4
Shubba regresó a Shumballa y, tras presentarse a Tuthmes en su cámara, cuyo suelo de mármol estaba forrado de pieles de leopardo, dijo:
—He encontrado la mujer que deseabas. Una muchacha nemedia, capturada en un barco mercante de Argos. He tenido que pagar al mercader de esclavos shemita muchas monedas de oro.
—Déjame verla —ordenó Tuthmes, y Shubba abandonó la habitación y regresó un momento más tarde trayendo a una muchacha por la muñeca. Era esbelta y cimbreña, y su tez clara resultaba casi deslumbrante en comparación con los cuerpos negros y oscuros a los que Tuthmes estaba acostumbrado. Su cabello caía formando un serpenteante arroyo de oro sobre sus blancos hombros. Solo se cubría con un traje hecho jirones. Shubba se lo arrancó y la dejó completamente desnuda, tiritando.
Tuthmes asintió con frialdad.
—Es una espléndida mercancía. Si no estuviera tratando de conseguir un trono podría sentir la tentación de quedármela. ¿Le has enseñado el kushita, tal como te ordené?
—Sí, en la ciudad de los shemitas, y después todos los días, en la caravana. He subrayado la importancia del aprendizaje con una sandalia, a la manera shemita. Se llama Diana.
Tuthmes tomó asiento en un sillón e indicó a la chica que se sentara en cuclillas a sus pies, cosa que ella hizo.
—Voy a entregarte al rey de Kush como regalo —dijo—. En teoría serás su esclava, pero en realidad me pertenecerás a mí.

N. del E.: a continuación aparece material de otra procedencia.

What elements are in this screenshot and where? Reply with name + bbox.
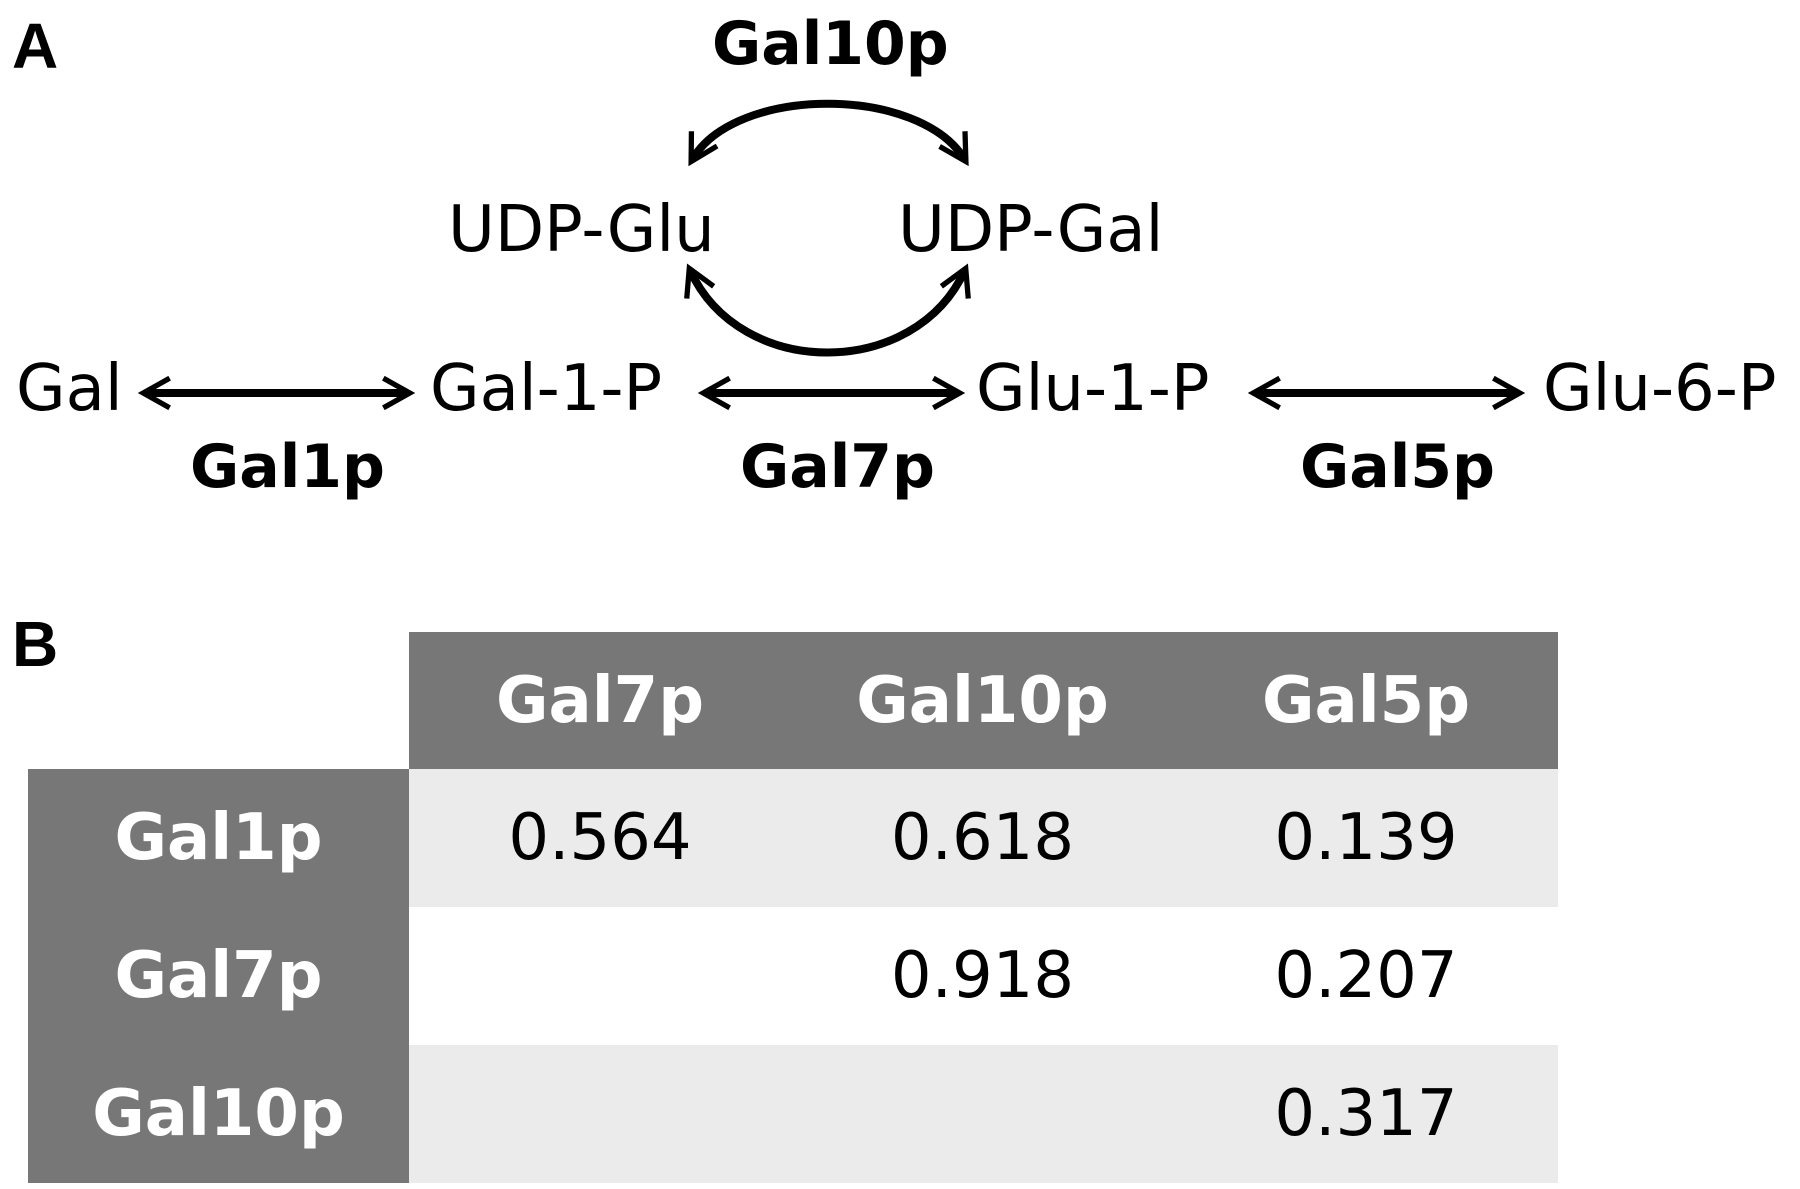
column-header: Gal7p <box>409 632 791 769</box>
node-gal: Gal <box>16 352 123 426</box>
enzyme-gal5p-label: Gal5p <box>1300 432 1495 502</box>
table-cell: 0.918 <box>791 907 1174 1045</box>
table-cell <box>409 1045 791 1183</box>
node-gal-1-p: Gal-1-P <box>430 352 663 426</box>
node-glu-1-p: Glu-1-P <box>976 352 1210 426</box>
table-cell: 0.317 <box>1174 1045 1558 1183</box>
panel-a-label: A <box>12 10 59 82</box>
arc-gal7p-exchange <box>690 270 965 357</box>
node-udp-gal: UDP-Gal <box>898 193 1164 267</box>
arc-gal10p <box>692 99 965 160</box>
column-header: Gal10p <box>791 632 1174 769</box>
correlation-table: Gal7p Gal10p Gal5p Gal1p 0.564 0.618 0.1… <box>28 632 1558 1183</box>
row-header: Gal10p <box>28 1045 409 1183</box>
row-header: Gal7p <box>28 907 409 1045</box>
table-cell <box>791 1045 1174 1183</box>
node-udp-glu: UDP-Glu <box>448 193 715 267</box>
column-header: Gal5p <box>1174 632 1558 769</box>
table-cell <box>409 907 791 1045</box>
enzyme-gal7p-label: Gal7p <box>740 432 935 502</box>
enzyme-gal1p-label: Gal1p <box>190 432 385 502</box>
node-glu-6-p: Glu-6-P <box>1543 352 1777 426</box>
table-cell: 0.618 <box>791 769 1174 907</box>
pathway-arrows <box>0 99 1800 600</box>
table-cell: 0.207 <box>1174 907 1558 1045</box>
table-cell: 0.564 <box>409 769 791 907</box>
panel-b-label: B <box>12 608 59 680</box>
enzyme-gal10p-label: Gal10p <box>712 9 949 79</box>
row-header: Gal1p <box>28 769 409 907</box>
table-cell: 0.139 <box>1174 769 1558 907</box>
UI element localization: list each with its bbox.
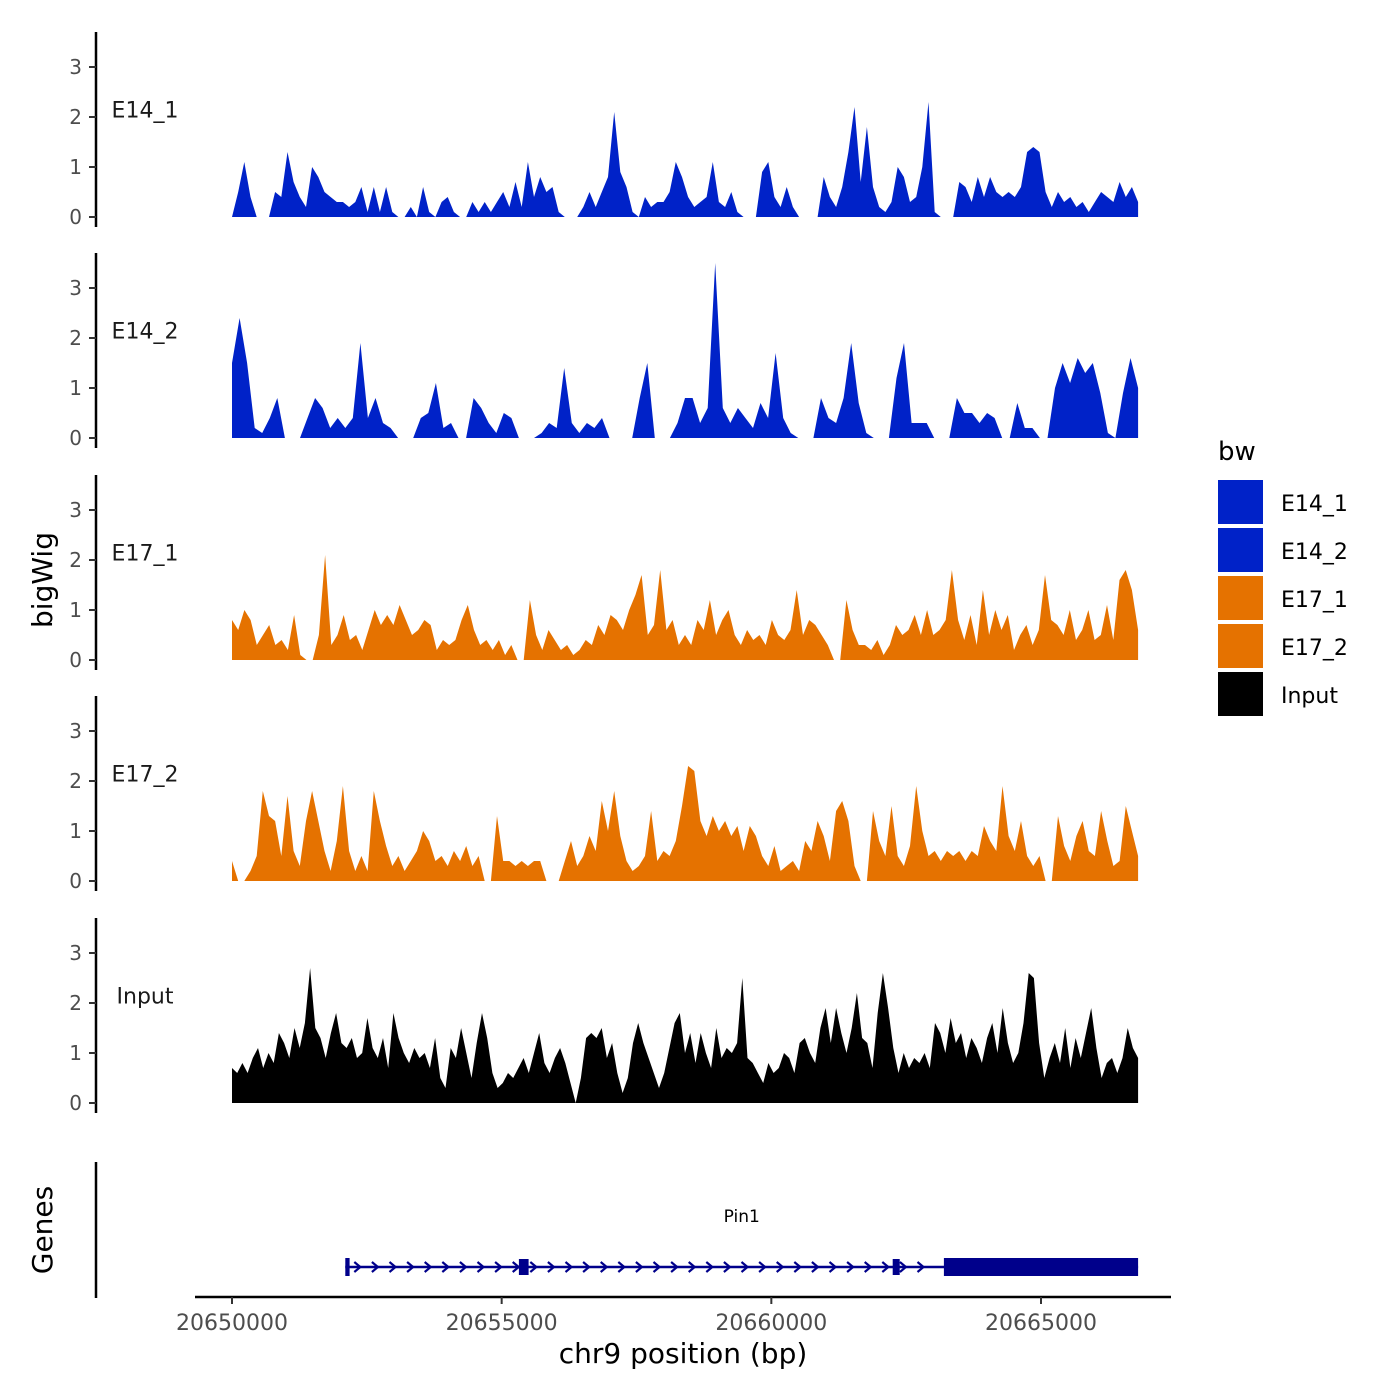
strand-arrow xyxy=(828,1261,838,1273)
y-tick-label: 0 xyxy=(69,1091,82,1115)
strand-arrow xyxy=(617,1261,627,1273)
y-tick-label: 1 xyxy=(69,598,82,622)
legend-label: E14_2 xyxy=(1281,540,1348,565)
track-panel-e17-2: 0 1 2 3 E17_2 xyxy=(69,696,1139,893)
legend-swatch xyxy=(1218,624,1263,668)
x-tick-label: 20650000 xyxy=(176,1311,288,1336)
strand-arrow xyxy=(740,1261,750,1273)
strand-arrow xyxy=(723,1261,732,1273)
y-tick-label: 1 xyxy=(69,1041,82,1065)
strand-arrow xyxy=(863,1261,873,1273)
y-tick-label: 2 xyxy=(69,769,82,793)
y-tick-label: 3 xyxy=(69,498,82,522)
strand-arrow xyxy=(652,1261,662,1273)
signal-area-e14-1 xyxy=(232,102,1139,217)
strand-arrow xyxy=(388,1261,398,1273)
y-tick-label: 3 xyxy=(69,719,82,743)
y-tick-label: 1 xyxy=(69,155,82,179)
gene-name-label: Pin1 xyxy=(724,1207,760,1227)
gene-track: Genes Pin1 xyxy=(26,1162,1139,1298)
legend-label: E17_2 xyxy=(1281,636,1348,661)
y-tick-label: 3 xyxy=(69,276,82,300)
y-axis-title: bigWig xyxy=(26,532,59,628)
strand-arrow xyxy=(705,1261,715,1273)
strand-arrow xyxy=(511,1261,521,1273)
gene-exon xyxy=(345,1258,350,1276)
signal-area-e17-2 xyxy=(232,766,1139,881)
y-tick-label: 2 xyxy=(69,105,82,129)
x-axis-ticks: 20650000 20655000 20660000 20665000 xyxy=(176,1297,1097,1336)
track-panel-e14-2: 0 1 2 3 E14_2 xyxy=(69,253,1139,450)
legend-swatch xyxy=(1218,672,1263,716)
legend-swatch xyxy=(1218,528,1263,572)
legend-items: E14_1 E14_2 E17_1 E17_2 Input xyxy=(1218,480,1348,716)
legend-title: bw xyxy=(1218,437,1256,467)
gene-exon xyxy=(943,1258,1139,1276)
y-tick-label: 1 xyxy=(69,376,82,400)
strand-arrow xyxy=(775,1261,785,1273)
strand-arrow xyxy=(564,1261,574,1273)
strand-arrow xyxy=(846,1261,855,1273)
legend-swatch xyxy=(1218,480,1263,524)
signal-area-e14-2 xyxy=(232,263,1139,438)
track-panels: 0 1 2 3 E14_1 0 1 2 3 E14_2 0 1 2 3 E17_1 0 1 2 3 E17_2 0 1 2 3… xyxy=(69,32,1139,1115)
track-label: E17_2 xyxy=(112,763,179,788)
x-axis-title: chr9 position (bp) xyxy=(559,1337,808,1370)
legend: bw E14_1 E14_2 E17_1 E17_2 Input xyxy=(1218,437,1348,716)
y-tick-label: 3 xyxy=(69,941,82,965)
strand-arrow xyxy=(881,1261,891,1273)
track-panel-input: 0 1 2 3 Input xyxy=(69,918,1139,1115)
track-label: Input xyxy=(117,985,174,1010)
x-tick-label: 20655000 xyxy=(446,1311,558,1336)
strand-arrow xyxy=(635,1261,644,1273)
y-tick-label: 2 xyxy=(69,326,82,350)
strand-arrow xyxy=(459,1261,468,1273)
track-label: E14_2 xyxy=(112,320,179,345)
track-panel-e17-1: 0 1 2 3 E17_1 xyxy=(69,475,1139,672)
track-label: E17_1 xyxy=(112,542,179,567)
strand-arrow xyxy=(547,1261,556,1273)
signal-area-input xyxy=(232,968,1139,1103)
legend-label: E17_1 xyxy=(1281,588,1348,613)
legend-swatch xyxy=(1218,576,1263,620)
signal-area-e17-1 xyxy=(232,555,1139,660)
y-tick-label: 3 xyxy=(69,55,82,79)
x-tick-label: 20665000 xyxy=(985,1311,1097,1336)
strand-arrow xyxy=(529,1261,539,1273)
y-tick-label: 0 xyxy=(69,869,82,893)
strand-arrow xyxy=(758,1261,767,1273)
legend-label: Input xyxy=(1281,684,1338,709)
strand-arrow xyxy=(353,1261,363,1273)
strand-arrow xyxy=(670,1261,679,1273)
y-tick-label: 0 xyxy=(69,648,82,672)
y-tick-label: 0 xyxy=(69,426,82,450)
strand-arrow xyxy=(916,1261,926,1273)
strand-arrow xyxy=(371,1261,380,1273)
y-tick-label: 2 xyxy=(69,548,82,572)
strand-arrow xyxy=(899,1261,908,1273)
track-label: E14_1 xyxy=(112,99,179,124)
strand-arrow xyxy=(406,1261,415,1273)
strand-arrow xyxy=(441,1261,451,1273)
gene-exon xyxy=(892,1259,900,1275)
y-tick-label: 2 xyxy=(69,991,82,1015)
strand-arrow xyxy=(423,1261,433,1273)
gene-track-label: Genes xyxy=(26,1186,59,1274)
legend-label: E14_1 xyxy=(1281,492,1348,517)
strand-arrow xyxy=(687,1261,697,1273)
gene-exon xyxy=(518,1259,529,1275)
strand-arrow xyxy=(793,1261,803,1273)
strand-arrow xyxy=(599,1261,609,1273)
gene-model xyxy=(345,1258,1139,1276)
x-tick-label: 20660000 xyxy=(715,1311,827,1336)
strand-arrow xyxy=(582,1261,591,1273)
x-axis: 20650000 20655000 20660000 20665000 chr9 po… xyxy=(176,1295,1171,1370)
strand-arrow xyxy=(476,1261,486,1273)
y-tick-label: 0 xyxy=(69,205,82,229)
y-tick-label: 1 xyxy=(69,819,82,843)
track-panel-e14-1: 0 1 2 3 E14_1 xyxy=(69,32,1139,229)
strand-arrow xyxy=(494,1261,503,1273)
strand-arrow xyxy=(811,1261,820,1273)
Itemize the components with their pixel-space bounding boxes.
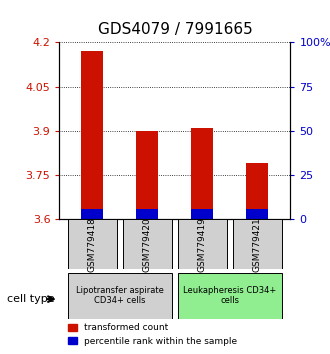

Recibirás órdenes mías con regularidad y las cumplirás sin rechistar. El rey es un depravado perezoso y disoluto. No te costará dominarlo por completo. Pero por si sintieras la tentación de desobedecerme cuando creas estar más allá de mi alcance, en el palacio del rey, voy a hacerte una demostración de poder.
La tomó de la mano y la llevó por un pasillo y luego por un tramo de escaleras hasta una cámara alargada y mal iluminada. La cámara estaba dividida en dos partes iguales por un muro de cristal, transparente como el agua a pesar de tener casi un metro de grosor y ser lo bastante resistente como para soportar la acometida de un elefante. La llevó hasta esa pared y le ordenó que se colocara de cara a ella, mientras él retrocedía. Inesperadamente, las luces se apagaron. La muchacha permaneció en la oscuridad, embargada por un pánico irracional y temblando de pies a cabeza. Entonces, una luz empezó a flotar en la negrura. Ante sus ojos, una espantosa cabeza deformada empezó a surgir de las sombras; vio un hocico bestial, unos colmillos como cinceles, unas cerdas… El horror empezó a avanzar y ella se volvió y corrió, presa del pánico, olvidando la pared de cristal que la protegía del monstruo. En la oscuridad, los brazos de Tuthmes la atraparon y le susurró al oído:
—Ya has visto a mi servidor. No me falles o haré que te encuentre, estés donde estés, y no podrás ocultarte de él. —Entonces susurró algo más en su oído y ella, aterrada, perdió el conocimiento.
Tuthmes la llevó escaleras arriba y la dejó en manos de una criada negra con instrucciones de revivirla, llevarle comida y vino, y bañarla, peinarla y perfumarla para el rey.